The 1980–1999 summer mean precipitation, standard deviation of summer precipitation, and the coefficient of variation (standard deviation divided by the mean) in (left) the East Asia gauge-based precipitation analysis [Xie et al., 2007] and (right) CTL: (a, b) mean (in mm/d), (c, d) standard deviation (in mm/d), and (e, f) coefficient of variation. The grid cells with summer mean precipitation of 1–4 mm/d are marked by the circles in the regions (82°E–129°E, 25°N–57°N). The marked areas roughly indicate the climatic and ecological transition zones over East Asia.

[19] Figure 3 presents the summer surface air temperature mean and the standard deviation in the observations [Fan and van den Dool, 2008] and the CTL simulation. A general agreement is found between summer mean temperatures in the observations and the CTL simulation, especially with regard to the geographical distribution. The WRF model exhibits warm biases over many areas relative to the observations. The observed temperature standard deviation, and thus the interannual variability, exhibits a large south-to-north gradient. The standard deviation is smallest in the tropics and subtropics where climate is largely affected by oceanic processes. The WRF model successfully reproduces the south-to-north gradient, and also realistically simulates the magnitude of the temperature variability over most areas south of 45°N. However, over northeast Asia, the variability is largely overestimated by the model.

Figure 3.

The 1980–1999 summer mean surface air temperature and standard deviation of summer temperature in (left) GHCN_CAMS [Fan and van den Dool, 2008] and (right) CTL: (a, b) mean and (c, d) standard deviation.

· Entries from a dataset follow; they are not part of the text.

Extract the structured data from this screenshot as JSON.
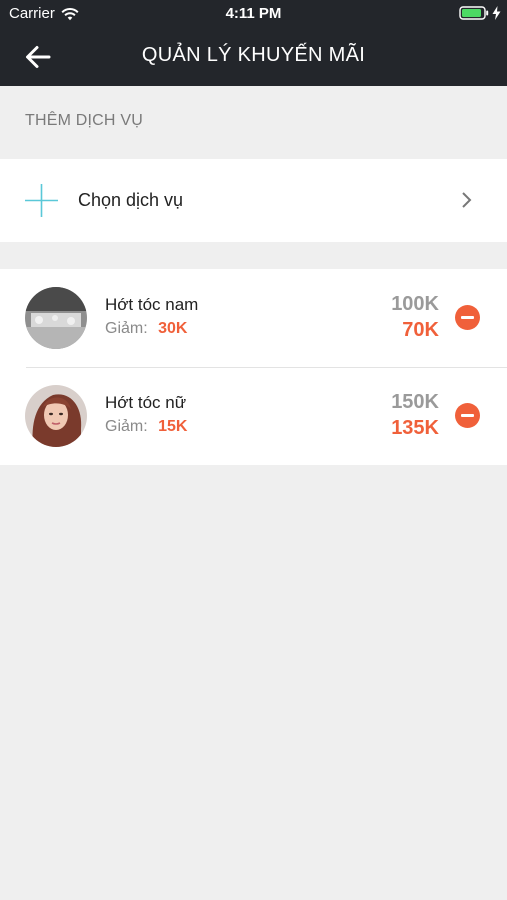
{
  "status_bar": {
    "carrier": "Carrier",
    "time": "4:11 PM"
  },
  "header": {
    "title": "QUẢN LÝ KHUYẾN MÃI",
    "back_icon": "arrow-left-icon"
  },
  "add_service": {
    "section_label": "THÊM DỊCH VỤ",
    "select_label": "Chọn dịch vụ",
    "plus_icon": "plus-icon",
    "chevron_icon": "chevron-right-icon"
  },
  "services": [
    {
      "name": "Hớt tóc nam",
      "discount_label": "Giảm:",
      "discount": "30K",
      "old_price": "100K",
      "new_price": "70K"
    },
    {
      "name": "Hớt tóc nữ",
      "discount_label": "Giảm:",
      "discount": "15K",
      "old_price": "150K",
      "new_price": "135K"
    }
  ],
  "colors": {
    "header_bg": "#23262b",
    "accent": "#f0603a",
    "plus_icon": "#5ac8d8",
    "page_bg": "#efefef"
  }
}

5. The Role of Interactive Soil Moisture for Summer Temperature Variability

[20] Figure 4 presents differences in standard deviations of summer Tmean, Tmax, and Tmin between CTL and SoilM (DsdT). Since soil moisture interactions are disabled in SoilM, the difference fields reflect the variability induced by the land-atmosphere coupling. Compared to SoilM, interannual variability of summer Tmean in CTL is generally enhanced. Particularly large increases in the standard deviation of Tmean are induced over the southern Siberia–northern Mongolia region, the region from northeast China to central China, and eastern part of South Asia with the magnitude on the order of 0.2°C–0.8°C. Many areas over which soil moisture has significant effects on Tmean variability are located in the climatic and ecological transition zones as roughly indicated in Figure 2a. The land-atmosphere coupling is found to exert a diurnal asymmetric impact on surface air temperature variability. It shows a stronger ability to enhance the variability of Tmax than that of Tmean, with much more grid cells passing the 90% confidence level. In contrast, soil moisture generally plays a small role in influencing the Tmin variability. Soil moisture only exerts a significant positive control on the Tmin standard deviation over the eastern Tibetan Plateau and some other areas. It is interesting to note that the significantly decreased Tmin variability appears over the middle and lower reaches of the Yangtze River basin. The asymmetric impact on Tmax and Tmin variability are not unexpected. The daytime Tmax strongly depends on surface solar heating and the partitioning of net energy into sensible and latent heat fluxes, which are largely affected by soil moisture. In contrast, the nighttime Tmin is largely determined by the greenhouse effect of the atmospheric water vapor, which is closely linked to large-scale processes.

Figure 4.

Difference in standard deviation of summer temperature (in °C) between CTL and SoilM (DsdT): (a) Tmean, (b) Tmax, and (c) Tmin. Grid cells with values significant at the 90% level by F test are marked by the solid circles.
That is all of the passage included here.